I’ve been reading over Gene Edward Veith’s book, God at Work, a second time this weekend. He gives the reader much to think about concerning our vocations. One point that he emphasizes that I particularly like is that our vocation involves the here and now. What is our current situation? Who is our neighbor? How can we love and serve them in our present placement and calling? So often we are planners. Whether we are waiting to get out of school for the job that we really want, waiting to finally get pregnant so we can be a mom, or waiting for that promotion that we’ve been working so hard for, we tend to think of our vocation in the future.  You know, our real calling. While it is good to have goals and growth in our abilities to serve, Veith helps the reader to recognize that God is calling us to love and serve our neighbor in everyday life, not just in our big dreams and plans.
This means vocation is played out not just in extraordinary acts—the great things we will do for the Lord, the great success we envision in our careers someday—but in the realm of the ordinary.

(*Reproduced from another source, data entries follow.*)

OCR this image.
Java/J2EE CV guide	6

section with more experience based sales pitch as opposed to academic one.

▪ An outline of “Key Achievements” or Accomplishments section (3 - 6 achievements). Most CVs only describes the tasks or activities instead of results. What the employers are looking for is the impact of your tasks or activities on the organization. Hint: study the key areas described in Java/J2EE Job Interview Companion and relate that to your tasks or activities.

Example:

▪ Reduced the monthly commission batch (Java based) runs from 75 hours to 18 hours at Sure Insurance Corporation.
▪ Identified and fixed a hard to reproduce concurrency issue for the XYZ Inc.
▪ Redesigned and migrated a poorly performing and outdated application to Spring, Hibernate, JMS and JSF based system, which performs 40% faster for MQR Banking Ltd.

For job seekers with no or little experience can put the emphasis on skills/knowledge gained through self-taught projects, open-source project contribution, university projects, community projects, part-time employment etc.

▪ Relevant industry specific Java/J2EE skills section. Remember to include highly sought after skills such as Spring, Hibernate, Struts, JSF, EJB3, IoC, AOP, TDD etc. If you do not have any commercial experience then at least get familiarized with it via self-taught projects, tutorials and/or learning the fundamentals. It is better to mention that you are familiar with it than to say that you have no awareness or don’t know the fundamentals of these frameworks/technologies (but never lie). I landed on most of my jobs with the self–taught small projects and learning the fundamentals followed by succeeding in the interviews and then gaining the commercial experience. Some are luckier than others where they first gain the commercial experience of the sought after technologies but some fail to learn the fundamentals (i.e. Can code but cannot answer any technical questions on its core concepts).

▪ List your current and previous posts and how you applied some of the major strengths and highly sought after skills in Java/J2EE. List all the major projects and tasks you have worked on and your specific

Whatever we face in the often humdrum present—washing the dishes, buying groceries, going to work, driving the kids somewhere, hanging our with our friends—this is the realm into which we have been called and in which our faith bears fruit in love. We are to love our neighbors—that is, the people who are actually around us, as opposed to the abstract humanity of the theorists. These neighbors constitute the relationships that we are in right now, and our vocation is for God to serve them through us (59).
In reflecting on this, I made a connection with this truth and the advent season. It is a season of waiting and anticipation. We empathize with those who waited thousands of years for the Messiah as we are waiting ourselves for his return. Isn’t there a sense in which we all want to do something big for the Lord before he returns? Most of us are aware that our purpose, or “chief end”, is to glorify God and enjoy him forever. But I’ll admit, I’m not necessarily praising the Lord when I’m disciplining my child for the fourteenth time about throwing away her trash. The doctrine of vocation reminds me that God is glorified when I am loving and serving my neighbor. In my vocation as a mom, I’ve got three little neighbors in the realm of my ordinary. Thankfully, Veith also encourages that God works through our vocations despite ourselves. The great thing is what God has already done for us. And we are waiting for the next great thing—our Bridegroom coming for his bride. While we wait, God has put most of us in the ordinary. When I think of the many vocations I have as a wife, a mother, daughter, sister, friend, citizen, church member, Bible study teacher, and writer, my neighborhood looks pretty big, actually. My ordinary can be quite overwhelming. But as I work in my vocations, I am also reminded by the advent season that more than anything I am a receiver. I am a receiver of the abundant grace of God. Just this morning I partook in receiving Christ and all his benefits in the preached Word and the sacrament of the Lord’s Supper. It seemed pretty ordinary. It’s anything but. God is at Work. The second Person of the trinity descended to the womb of a young virgin, and was born a helpless babe. He has fulfilled all righteousness and bore the curse of our sin. Three days after his death, he rose from the grave and is now sitting at the right hand of his Father. What a gift we have been given! As God is working now, bringing in the full number of his bride and sanctifying us into the likeness of his Son, we wait. God is lovingly serving us everyday. While our vocations my seem ordinary, God’s work in them is most certainly not.